Pour sa part, le RENAF s’est engagé dans une campagne de sensibilisation et de socialisation (formation aux dispositions de l’arrêté, explication) de l’arrêté, notamment à travers de nombreux ateliers et des rencontres avec les communautés.
Cet exercice a entraîné un processus d’appropriation chez la plupart des agriculteurs et développé la notion d’empowerment chez les producteurs d’ACFC. En effet, l’arrêté 464 avance des questions sociales, économiques et environnementales qui ont comme finalité l’orientation et l’institutionnalisation publique comme privée de politiques. De même, le renforcement des capacités sociales, économiques et politiques des familles, des communautés et des organisations de l’ACFC.
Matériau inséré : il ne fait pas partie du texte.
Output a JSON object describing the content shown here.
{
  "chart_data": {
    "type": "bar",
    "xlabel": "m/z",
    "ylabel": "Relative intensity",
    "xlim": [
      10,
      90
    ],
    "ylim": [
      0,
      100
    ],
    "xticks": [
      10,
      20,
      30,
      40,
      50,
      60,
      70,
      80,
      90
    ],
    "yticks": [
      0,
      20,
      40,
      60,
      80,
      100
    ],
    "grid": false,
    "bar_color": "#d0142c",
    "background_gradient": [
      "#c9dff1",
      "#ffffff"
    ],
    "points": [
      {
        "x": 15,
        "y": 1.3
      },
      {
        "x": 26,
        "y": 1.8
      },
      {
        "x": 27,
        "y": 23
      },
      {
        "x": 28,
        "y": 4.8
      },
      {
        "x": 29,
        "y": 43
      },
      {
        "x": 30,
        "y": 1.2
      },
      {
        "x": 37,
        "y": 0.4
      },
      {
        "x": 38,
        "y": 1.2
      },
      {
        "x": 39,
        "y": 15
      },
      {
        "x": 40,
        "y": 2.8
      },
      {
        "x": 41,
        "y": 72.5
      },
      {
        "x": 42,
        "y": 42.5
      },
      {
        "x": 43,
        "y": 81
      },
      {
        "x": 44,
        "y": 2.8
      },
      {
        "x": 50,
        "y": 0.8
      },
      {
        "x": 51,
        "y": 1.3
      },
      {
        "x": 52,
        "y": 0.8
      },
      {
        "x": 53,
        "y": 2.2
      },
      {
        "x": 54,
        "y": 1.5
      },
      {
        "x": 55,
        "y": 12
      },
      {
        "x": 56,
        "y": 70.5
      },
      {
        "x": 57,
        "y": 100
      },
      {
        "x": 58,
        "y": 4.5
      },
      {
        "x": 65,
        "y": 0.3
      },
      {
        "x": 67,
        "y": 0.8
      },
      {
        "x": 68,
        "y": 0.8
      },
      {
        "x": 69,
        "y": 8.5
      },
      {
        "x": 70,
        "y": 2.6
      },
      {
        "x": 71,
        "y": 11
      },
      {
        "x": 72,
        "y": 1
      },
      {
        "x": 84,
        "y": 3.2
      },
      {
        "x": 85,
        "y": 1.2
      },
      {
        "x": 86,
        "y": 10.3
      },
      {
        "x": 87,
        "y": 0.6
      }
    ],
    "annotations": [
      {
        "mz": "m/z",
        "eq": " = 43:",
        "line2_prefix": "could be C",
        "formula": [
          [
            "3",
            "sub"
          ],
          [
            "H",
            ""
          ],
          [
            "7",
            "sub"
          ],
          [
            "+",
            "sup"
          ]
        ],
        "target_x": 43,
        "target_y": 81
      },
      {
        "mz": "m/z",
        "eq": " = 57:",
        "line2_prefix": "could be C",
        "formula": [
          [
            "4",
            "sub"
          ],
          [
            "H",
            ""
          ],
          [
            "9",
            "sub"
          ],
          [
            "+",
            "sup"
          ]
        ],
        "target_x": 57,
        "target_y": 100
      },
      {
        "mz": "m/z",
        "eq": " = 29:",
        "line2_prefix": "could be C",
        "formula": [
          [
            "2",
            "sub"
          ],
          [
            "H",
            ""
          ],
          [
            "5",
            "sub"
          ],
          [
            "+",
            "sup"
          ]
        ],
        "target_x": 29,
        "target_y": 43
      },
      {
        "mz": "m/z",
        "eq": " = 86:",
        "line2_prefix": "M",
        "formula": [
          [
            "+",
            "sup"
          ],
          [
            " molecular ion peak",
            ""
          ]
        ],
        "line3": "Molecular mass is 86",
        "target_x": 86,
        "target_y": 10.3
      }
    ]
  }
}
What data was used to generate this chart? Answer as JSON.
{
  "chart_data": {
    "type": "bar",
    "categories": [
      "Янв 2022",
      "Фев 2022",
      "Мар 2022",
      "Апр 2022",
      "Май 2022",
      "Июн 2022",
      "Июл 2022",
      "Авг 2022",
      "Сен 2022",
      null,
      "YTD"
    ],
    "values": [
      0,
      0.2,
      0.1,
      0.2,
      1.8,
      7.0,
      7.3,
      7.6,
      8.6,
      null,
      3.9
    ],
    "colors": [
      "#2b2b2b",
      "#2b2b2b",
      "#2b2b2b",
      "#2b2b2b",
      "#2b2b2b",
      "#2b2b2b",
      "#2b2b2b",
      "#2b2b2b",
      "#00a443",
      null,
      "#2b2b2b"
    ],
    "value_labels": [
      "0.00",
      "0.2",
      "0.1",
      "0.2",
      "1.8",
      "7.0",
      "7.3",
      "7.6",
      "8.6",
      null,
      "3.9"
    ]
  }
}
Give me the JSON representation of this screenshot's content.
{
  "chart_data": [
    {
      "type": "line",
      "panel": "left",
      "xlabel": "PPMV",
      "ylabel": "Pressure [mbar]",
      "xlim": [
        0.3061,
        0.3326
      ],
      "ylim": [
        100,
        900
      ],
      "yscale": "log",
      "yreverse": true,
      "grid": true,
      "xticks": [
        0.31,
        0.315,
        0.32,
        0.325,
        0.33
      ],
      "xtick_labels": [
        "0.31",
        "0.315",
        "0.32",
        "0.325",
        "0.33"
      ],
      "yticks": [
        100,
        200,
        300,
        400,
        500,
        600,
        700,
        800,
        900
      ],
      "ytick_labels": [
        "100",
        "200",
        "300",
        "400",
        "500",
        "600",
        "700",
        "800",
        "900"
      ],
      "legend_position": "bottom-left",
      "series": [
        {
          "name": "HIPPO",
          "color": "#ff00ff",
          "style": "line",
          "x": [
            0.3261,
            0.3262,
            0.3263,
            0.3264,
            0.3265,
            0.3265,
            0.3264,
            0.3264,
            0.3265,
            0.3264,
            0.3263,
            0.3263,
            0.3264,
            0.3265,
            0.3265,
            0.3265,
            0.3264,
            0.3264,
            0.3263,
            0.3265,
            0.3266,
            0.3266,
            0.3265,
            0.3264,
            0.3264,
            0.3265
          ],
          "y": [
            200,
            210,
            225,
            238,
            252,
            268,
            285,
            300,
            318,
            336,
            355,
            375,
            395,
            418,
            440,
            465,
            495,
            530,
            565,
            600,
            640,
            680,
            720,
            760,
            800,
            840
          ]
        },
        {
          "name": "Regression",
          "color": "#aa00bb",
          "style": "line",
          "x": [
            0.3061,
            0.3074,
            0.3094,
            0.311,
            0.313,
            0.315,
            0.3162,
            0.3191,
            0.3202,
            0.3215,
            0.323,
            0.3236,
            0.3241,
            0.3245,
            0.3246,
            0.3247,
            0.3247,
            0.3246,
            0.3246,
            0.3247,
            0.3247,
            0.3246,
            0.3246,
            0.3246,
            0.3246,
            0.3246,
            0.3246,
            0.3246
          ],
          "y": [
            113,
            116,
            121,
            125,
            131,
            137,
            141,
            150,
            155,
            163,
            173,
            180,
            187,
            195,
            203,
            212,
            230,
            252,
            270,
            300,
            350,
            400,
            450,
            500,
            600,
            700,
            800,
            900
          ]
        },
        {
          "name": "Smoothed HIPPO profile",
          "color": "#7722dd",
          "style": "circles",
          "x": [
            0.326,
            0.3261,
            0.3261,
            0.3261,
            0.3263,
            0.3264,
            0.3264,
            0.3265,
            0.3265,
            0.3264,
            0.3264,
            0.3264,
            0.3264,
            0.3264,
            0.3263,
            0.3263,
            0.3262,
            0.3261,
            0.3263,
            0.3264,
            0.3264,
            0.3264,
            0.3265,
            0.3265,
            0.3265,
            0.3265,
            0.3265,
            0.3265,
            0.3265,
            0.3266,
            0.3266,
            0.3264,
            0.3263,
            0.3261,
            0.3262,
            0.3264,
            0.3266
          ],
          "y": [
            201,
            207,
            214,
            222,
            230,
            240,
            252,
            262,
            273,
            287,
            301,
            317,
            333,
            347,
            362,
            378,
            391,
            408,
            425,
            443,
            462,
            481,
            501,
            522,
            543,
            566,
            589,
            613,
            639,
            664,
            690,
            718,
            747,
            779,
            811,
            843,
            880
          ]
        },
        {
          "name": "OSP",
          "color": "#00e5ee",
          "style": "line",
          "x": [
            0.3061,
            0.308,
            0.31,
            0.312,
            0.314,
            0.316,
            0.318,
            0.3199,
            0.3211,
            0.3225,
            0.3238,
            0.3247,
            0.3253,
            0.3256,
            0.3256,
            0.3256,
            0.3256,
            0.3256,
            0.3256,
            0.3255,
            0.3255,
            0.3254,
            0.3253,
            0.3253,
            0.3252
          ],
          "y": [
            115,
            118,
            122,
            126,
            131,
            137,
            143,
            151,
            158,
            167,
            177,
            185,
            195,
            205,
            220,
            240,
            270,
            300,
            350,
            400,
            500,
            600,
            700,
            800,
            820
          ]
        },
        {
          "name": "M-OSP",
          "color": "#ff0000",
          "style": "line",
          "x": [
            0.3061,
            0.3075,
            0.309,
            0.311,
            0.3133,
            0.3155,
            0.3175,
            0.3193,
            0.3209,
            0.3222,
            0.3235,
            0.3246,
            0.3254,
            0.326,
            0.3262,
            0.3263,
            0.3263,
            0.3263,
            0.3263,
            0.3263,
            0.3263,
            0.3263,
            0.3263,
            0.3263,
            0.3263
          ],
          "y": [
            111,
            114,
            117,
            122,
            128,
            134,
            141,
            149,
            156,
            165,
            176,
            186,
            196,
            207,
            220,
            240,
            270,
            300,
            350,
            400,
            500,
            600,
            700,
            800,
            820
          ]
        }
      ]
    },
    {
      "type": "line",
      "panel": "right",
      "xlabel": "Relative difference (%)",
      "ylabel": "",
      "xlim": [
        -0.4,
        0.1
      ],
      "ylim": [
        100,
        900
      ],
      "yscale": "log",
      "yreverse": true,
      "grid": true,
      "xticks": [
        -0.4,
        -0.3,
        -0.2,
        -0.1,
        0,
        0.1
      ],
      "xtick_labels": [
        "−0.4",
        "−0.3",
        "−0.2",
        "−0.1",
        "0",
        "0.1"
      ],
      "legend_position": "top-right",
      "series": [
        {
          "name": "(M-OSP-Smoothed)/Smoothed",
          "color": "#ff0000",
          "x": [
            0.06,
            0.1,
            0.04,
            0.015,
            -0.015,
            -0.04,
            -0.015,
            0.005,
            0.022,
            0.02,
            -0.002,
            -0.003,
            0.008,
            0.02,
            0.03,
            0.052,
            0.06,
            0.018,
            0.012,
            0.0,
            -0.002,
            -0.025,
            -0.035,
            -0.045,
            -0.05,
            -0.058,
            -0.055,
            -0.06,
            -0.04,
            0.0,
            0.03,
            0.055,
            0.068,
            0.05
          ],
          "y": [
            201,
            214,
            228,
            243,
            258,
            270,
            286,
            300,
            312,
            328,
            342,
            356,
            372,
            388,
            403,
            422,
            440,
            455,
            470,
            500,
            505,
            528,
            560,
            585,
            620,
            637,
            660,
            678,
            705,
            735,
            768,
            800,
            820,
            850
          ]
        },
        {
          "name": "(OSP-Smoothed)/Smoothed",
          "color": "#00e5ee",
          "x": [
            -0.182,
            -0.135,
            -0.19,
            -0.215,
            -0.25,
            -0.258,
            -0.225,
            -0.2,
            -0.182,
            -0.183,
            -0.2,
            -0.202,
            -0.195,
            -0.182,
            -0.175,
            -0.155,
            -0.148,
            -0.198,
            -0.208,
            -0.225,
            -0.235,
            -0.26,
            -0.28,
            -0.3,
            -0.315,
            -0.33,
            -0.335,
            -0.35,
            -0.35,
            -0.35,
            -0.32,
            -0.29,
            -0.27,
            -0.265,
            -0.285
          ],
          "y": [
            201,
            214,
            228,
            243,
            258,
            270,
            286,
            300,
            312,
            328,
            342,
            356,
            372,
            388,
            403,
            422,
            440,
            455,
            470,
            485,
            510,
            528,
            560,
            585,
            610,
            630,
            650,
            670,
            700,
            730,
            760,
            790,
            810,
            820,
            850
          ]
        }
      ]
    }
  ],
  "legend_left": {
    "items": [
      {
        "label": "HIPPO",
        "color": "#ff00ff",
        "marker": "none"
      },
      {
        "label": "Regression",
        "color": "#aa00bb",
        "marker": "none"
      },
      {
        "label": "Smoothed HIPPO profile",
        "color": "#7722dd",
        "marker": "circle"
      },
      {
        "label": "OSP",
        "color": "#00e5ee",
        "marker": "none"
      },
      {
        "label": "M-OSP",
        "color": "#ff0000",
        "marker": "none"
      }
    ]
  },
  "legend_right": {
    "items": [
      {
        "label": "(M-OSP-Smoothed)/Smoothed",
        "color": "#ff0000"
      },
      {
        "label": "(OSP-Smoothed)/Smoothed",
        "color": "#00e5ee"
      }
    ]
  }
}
De nombreuses problématiques sont abordées dans le document : On y retrouve notamment les questions d’accès à l’eau et de développement du réseau d’assainissement rural (directive 4), le renforcement des processus d’accès et de légalisation de la terre (directive 5), la promotion publique des produits provenant de l’ACFC dans le marché local et national (directive 13), parmi d’autres.
Parallèlement, l’éducation et la formation rurale (directive 3), la promotion des pratiques et des savoirs agro-écologiques (directive 8) ainsi que le renforcement de la participation des communautés rurales (directive 19) sont aussi des thématiques mises en avant dans l’arrêté ministériel .
Aujourd’hui, cet arrêté, muni de 19 directrices de politique publique, réunit les demandes des principales organisations paysannes et ethniques du pays telles que l’ONIC, l’ANUC, la CNAEP et le RENAF. Ce document institutionnel est par conséquent le premier document qui reconnaît les systèmes alternatifs de production agricole et donc une première avancée en politique publique. Ainsi, défendre et exiger l’implémentation intégrale de l’arrêté ministériel face au nouveau gouvernement est devenu une revendication commune et amplement partagée par les diverses familles rurales qui habitent le territoire colombien.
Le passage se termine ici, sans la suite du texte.